De fato, o nacional-desenvolvimentismo latino-americano não conseguiu ultrapassar a barreira da exportação de bens industriais que fornecem os ganhos em moeda estrangeira, por exemplo, para impor sua soberania monetária. Nosso sistema financeiro-monetário colapsou com o endividamento externo imposto pela aliança dos militares com os EUA. Como dito no texto anterior, a geopolítica é muito dura para a América Latina, mais do que na Ásia que foi um campo de batalha mais equilibrado da Guerra Fria. É por isso que é necessário coragem para emitir moeda nacional para fazer investimentos, como fizeram os soviéticos, os chineses, os norte-americanos, os ingleses, os franceses, os alemães e todos os países que se industrializaram como demonstrou John Kenneth Galbraith em seu monumental livro “A Moeda”. Essa é condição obrigatória para a industrialização. Foi isso que Getúlio Vargas fez nos anos 1930, é isso que o “neo-varguismo” defende neste aniversário de 90 anos da Revolução de 30.

Portanto, considero importante a divulgação da Teoria Marxista da Dependência. Sua contribuição para ajudar na compreensão do imperialismo e do subdesenvolvimento é crucial. Porém, é preciso evitar falsas-polêmicas. O que estou defendendo é que a viabilidade de um Projeto Nacional de Desenvolvimento e a superação do subdesenvolvimento não depende da “revolução comunista”. Essa é a polêmica de verdade. Me parece que a história confirma essa tese no passado e no presente, no futuro é impossível saber.

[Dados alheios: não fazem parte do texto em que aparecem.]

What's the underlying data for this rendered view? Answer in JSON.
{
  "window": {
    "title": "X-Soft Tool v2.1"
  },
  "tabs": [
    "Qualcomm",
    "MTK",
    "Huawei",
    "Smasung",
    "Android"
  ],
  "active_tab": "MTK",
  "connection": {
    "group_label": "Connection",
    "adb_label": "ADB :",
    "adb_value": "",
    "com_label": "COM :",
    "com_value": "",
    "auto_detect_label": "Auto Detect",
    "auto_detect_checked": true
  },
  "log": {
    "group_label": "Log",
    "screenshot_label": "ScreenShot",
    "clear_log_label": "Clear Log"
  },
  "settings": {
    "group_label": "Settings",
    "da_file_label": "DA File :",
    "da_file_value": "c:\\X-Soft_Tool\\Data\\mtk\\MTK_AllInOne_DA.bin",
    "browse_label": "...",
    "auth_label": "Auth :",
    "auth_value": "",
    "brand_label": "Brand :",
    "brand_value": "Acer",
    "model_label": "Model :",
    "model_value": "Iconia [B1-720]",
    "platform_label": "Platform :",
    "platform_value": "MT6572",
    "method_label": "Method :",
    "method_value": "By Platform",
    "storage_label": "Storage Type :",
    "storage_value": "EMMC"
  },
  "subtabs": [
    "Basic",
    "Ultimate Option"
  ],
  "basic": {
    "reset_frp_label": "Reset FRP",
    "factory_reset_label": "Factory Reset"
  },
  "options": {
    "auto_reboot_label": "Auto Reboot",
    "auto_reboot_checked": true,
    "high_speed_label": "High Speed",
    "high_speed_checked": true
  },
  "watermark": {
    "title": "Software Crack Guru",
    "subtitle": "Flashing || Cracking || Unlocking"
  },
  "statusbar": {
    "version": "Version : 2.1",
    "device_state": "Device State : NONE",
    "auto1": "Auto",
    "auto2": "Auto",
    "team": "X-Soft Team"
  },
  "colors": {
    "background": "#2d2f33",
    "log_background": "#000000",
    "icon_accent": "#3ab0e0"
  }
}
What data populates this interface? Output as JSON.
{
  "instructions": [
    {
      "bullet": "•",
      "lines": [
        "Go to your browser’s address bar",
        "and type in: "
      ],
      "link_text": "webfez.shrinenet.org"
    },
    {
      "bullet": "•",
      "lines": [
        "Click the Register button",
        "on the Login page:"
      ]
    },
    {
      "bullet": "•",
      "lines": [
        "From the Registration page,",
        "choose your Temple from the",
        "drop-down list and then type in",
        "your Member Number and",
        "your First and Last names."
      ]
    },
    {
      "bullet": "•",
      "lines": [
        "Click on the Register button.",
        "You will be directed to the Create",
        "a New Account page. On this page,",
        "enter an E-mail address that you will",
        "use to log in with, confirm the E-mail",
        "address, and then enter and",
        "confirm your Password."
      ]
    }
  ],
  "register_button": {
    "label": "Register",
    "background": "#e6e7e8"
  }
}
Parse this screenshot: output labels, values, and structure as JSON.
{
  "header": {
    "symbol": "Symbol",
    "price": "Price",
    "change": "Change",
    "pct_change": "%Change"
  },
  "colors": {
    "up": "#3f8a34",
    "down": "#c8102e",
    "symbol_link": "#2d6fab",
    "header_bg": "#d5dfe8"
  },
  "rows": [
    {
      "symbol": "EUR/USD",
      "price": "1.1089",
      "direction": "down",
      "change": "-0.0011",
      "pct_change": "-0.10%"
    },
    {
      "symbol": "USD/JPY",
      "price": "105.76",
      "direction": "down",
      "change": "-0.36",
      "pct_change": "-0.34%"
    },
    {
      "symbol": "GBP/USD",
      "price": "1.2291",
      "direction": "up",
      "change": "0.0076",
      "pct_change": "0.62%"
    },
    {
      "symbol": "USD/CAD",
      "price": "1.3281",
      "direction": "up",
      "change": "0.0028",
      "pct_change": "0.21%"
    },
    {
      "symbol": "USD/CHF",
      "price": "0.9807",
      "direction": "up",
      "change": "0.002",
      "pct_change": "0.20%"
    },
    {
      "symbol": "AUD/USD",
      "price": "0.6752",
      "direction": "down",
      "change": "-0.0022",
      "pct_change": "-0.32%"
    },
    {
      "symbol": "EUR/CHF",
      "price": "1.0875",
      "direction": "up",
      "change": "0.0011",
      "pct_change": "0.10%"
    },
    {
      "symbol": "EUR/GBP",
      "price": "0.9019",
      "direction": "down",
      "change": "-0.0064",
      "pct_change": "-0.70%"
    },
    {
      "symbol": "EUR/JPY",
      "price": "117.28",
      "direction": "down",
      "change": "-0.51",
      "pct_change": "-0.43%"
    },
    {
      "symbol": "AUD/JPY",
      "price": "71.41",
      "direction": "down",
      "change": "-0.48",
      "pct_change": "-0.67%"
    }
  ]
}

Somente há uma certeza, não haverá modelos estrangeiros capazes de fazer a revolução brasileira. Essa é a grande lição dos chineses que insistem tanto em sua heterodoxia marxista contra os manuais europeus.

  1. Jones Manoel deveria fazer o curso de Economia Política Professora Conceição que está disponível no YouTube (https://www.youtube.com/watch?v=hWGP2J1kXMQ). Se pouparia de escrever, com pena provecta embebida em tinteiro de “lacração”, vesgas reproduções da teoria dependentista cujas limitações compreensivas são conhecidas desde o seu surgimento. Sem um profundo conhecimento em economia e história, a arguta crítica se transubstancia em panfleto ranhento tão logo da sua produção.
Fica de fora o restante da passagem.